P. Kyle McCarter
is the William Foxwell Albright Professor of Biblical and Ancient Near Eastern Studies at the Johns Hopkins University.
McCarter graduated from OU in 1967, receiving a bachelor’s degree in English. In 1974 he received his doctoral degree from Harvard University, where he studied in the Department of Near Eastern Languages and Literatures specializing in Hebrew Bible and Northwest Semitic philology. For the following 11 years he served on the faculty of the University of Virginia, except for a one-year interlude spent as a visiting lecturer at Harvard University and Dartmouth College. He came to Johns Hopkins in 1985 as the first occupant of the newly-created Albright Chair in the Department of Near Eastern Studies.
McCarter spent much of the early part of his research career writing his two-volume commentary on the Books of Samuel in the Anchor Bible.
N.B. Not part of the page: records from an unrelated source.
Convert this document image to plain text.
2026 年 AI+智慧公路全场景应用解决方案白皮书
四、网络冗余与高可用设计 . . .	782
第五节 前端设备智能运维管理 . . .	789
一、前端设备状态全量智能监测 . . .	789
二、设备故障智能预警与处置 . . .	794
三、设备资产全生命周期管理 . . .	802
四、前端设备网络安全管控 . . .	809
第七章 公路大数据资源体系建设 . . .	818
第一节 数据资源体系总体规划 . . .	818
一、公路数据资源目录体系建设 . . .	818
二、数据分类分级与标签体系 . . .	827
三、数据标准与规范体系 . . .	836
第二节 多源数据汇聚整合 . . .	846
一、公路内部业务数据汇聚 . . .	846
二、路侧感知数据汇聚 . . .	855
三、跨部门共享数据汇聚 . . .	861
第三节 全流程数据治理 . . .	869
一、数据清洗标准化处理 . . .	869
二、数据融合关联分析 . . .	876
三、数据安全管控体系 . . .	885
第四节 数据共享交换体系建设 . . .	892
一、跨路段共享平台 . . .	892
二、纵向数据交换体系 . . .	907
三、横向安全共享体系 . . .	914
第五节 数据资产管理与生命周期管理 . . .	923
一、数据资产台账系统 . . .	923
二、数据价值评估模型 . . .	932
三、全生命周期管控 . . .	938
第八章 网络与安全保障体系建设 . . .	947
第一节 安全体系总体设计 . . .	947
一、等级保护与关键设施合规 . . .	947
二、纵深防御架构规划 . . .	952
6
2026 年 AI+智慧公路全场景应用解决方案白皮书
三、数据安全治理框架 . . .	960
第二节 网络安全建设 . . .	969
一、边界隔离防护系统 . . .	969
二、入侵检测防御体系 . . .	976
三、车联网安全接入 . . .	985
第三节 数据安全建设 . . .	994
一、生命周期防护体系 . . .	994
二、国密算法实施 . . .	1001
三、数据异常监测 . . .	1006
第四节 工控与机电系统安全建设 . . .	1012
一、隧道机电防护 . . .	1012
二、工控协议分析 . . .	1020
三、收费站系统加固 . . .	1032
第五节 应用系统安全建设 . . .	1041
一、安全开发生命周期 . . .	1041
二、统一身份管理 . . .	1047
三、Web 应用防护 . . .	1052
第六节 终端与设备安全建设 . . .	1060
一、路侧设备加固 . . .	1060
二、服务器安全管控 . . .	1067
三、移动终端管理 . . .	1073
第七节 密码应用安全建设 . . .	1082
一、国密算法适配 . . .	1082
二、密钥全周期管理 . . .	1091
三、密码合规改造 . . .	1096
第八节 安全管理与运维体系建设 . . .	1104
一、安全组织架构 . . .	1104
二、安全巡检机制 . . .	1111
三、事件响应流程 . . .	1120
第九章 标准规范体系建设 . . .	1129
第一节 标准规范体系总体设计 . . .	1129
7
His translation of I and II Samuel was the first to make use of the then-unpublished evidence of the Dead Sea scrolls, three fragmentary manuscripts from Qumran Cave 4. This work led to further study of ancient manuscripts, including a handbook on the textual criticism of the Hebrew Bible, comparing of ancient biblical manuscripts written in Hebrew, Greek and other languages in order to establish the original reading of a text. His most recent contribution to the study of the Dead Sea scrolls is a new edition of the Copper Scroll, the most enigmatic of the Qumran manuscripts.
More recently, McCarter devoted an increasing portion of his work to the analysis and publication of newly found inscriptions found in excavation at various sites in the Middle East. He serves as epigraphist, a consultant on epigraphy, for a number of ongoing archaeological projects, both American and Israeli, at sites in Israel, such as Tel Zayit and Tel Beth Shemesh, both in the Judean shephelah, and Tel Ashkelon, on the coast north of Gaza. All of these sites have produced significant inscriptions dating to the last part of the second millennium B.C., a critical period in the history of the alphabet.
His Distinguished Alumnus presentation "The Origin and Early History of the Alphabet," will be at 3 p.m., Thursday, Feb. 21, Regents Room, OMU.